Graduated Students and Postdoctoral Scholars Advised

  • Alejandro Grajales (2013) PhD in Comparative Biology at the Richard Gilder Graduate School (RGGS): “Systematics and taxonomy of the family Aiptasiidae (Hexacorallia: Actiniaria) and population genetics of the species Aiptasia pallida.” Principal advisor.
  • Adolfo Lara (PhD expected 2017) PhD in Comparative Biology at the Richard Gilder Graduate School (RGGS). Principal advisor.

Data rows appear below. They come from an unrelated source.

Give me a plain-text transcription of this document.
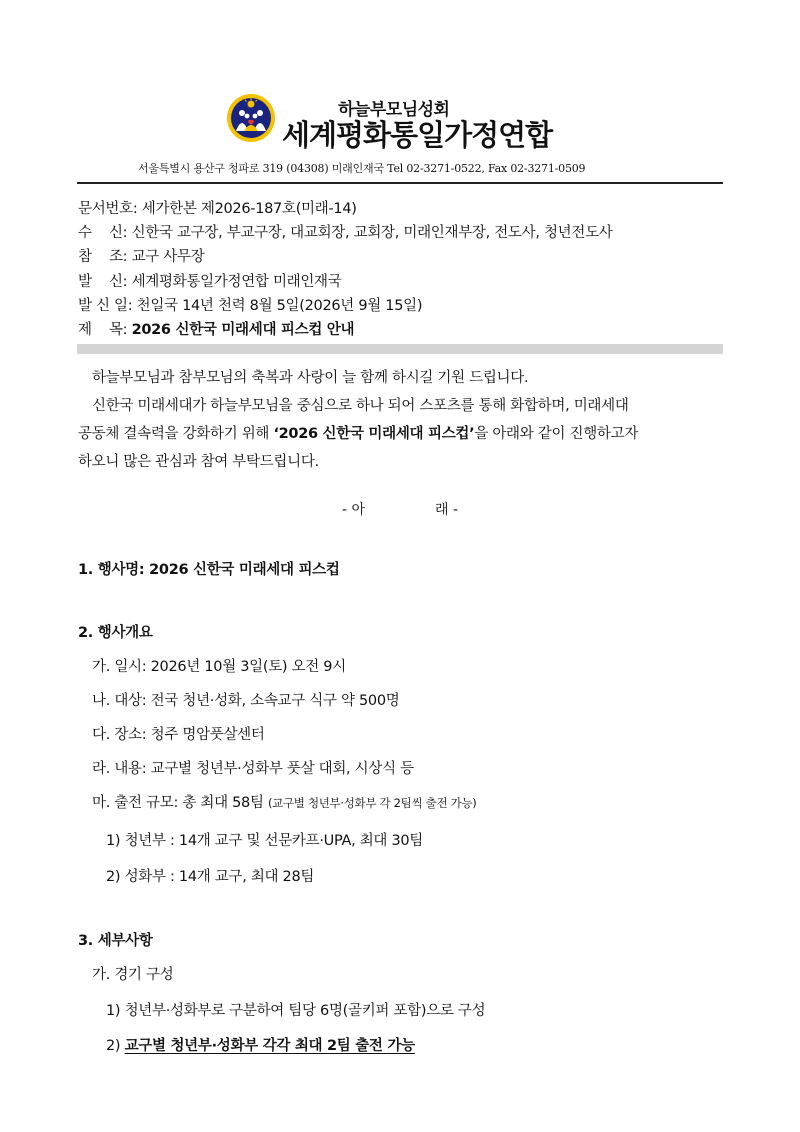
하늘부모님성회
세계평화통일가정연합
서울특별시 용산구 청파로 319 (04308) 미래인재국 Tel 02-3271-0522, Fax 02-3271-0509
문서번호: 세가한본 제2026-187호(미래-14)
수    신: 신한국 교구장, 부교구장, 대교회장, 교회장, 미래인재부장, 전도사, 청년전도사
참    조: 교구 사무장
발    신: 세계평화통일가정연합 미래인재국
발 신 일: 천일국 14년 천력 8월 5일(2026년 9월 15일)
제    목: 2026 신한국 미래세대 피스컵 안내
하늘부모님과 참부모님의 축복과 사랑이 늘 함께 하시길 기원 드립니다.
신한국 미래세대가 하늘부모님을 중심으로 하나 되어 스포츠를 통해 화합하며, 미래세대
공동체 결속력을 강화하기 위해 ‘2026 신한국 미래세대 피스컵’을 아래와 같이 진행하고자
하오니 많은 관심과 참여 부탁드립니다.
- 아	래 -
1. 행사명: 2026 신한국 미래세대 피스컵
2. 행사개요
가. 일시: 2026년 10월 3일(토) 오전 9시
나. 대상: 전국 청년·성화, 소속교구 식구 약 500명
다. 장소: 청주 명암풋살센터
라. 내용: 교구별 청년부·성화부 풋살 대회, 시상식 등
마. 출전 규모: 총 최대 58팀 (교구별 청년부·성화부 각 2팀씩 출전 가능)
1) 청년부 : 14개 교구 및 선문카프·UPA, 최대 30팀
2) 성화부 : 14개 교구, 최대 28팀
3. 세부사항
가. 경기 구성
1) 청년부·성화부로 구분하여 팀당 6명(골키퍼 포함)으로 구성
2) 교구별 청년부·성화부 각각 최대 2팀 출전 가능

  • Paul Larson (PhD expected 2014) PhD in Evolution, Ecology, & Organismal Biology at Ohio State University (Columbus, Ohio): “Systematics and reproductive ecology of Epiactis (Cnidaria: Anthozoa). PhD. External Committee member.
  • Ricardo Enrique González Muñoz (2014) PhD in “Ciencias del Mar y Limnología” at Universidad Nacional Autonoma de Mexico (UNAM). External advisor, PhD. committee member.
  • Luciana Gusmão (2010) PhD in Evolution, Ecology and Organismal Biology at Ohio State University (Columbus, Ohio). PhD dissertation Committee member (Nov 2010).
  • Shaadi F. Pooyaei Mehr (2013) PhD (CUNY/AMNH) in “Molecular evolution of fluorescent proteins”. PhD. external Committee member.
  • Mercer Brugler (2011‐2014) Postdoctoral fellow at the AMNH “Developing species level molecular markers for sea anemones”.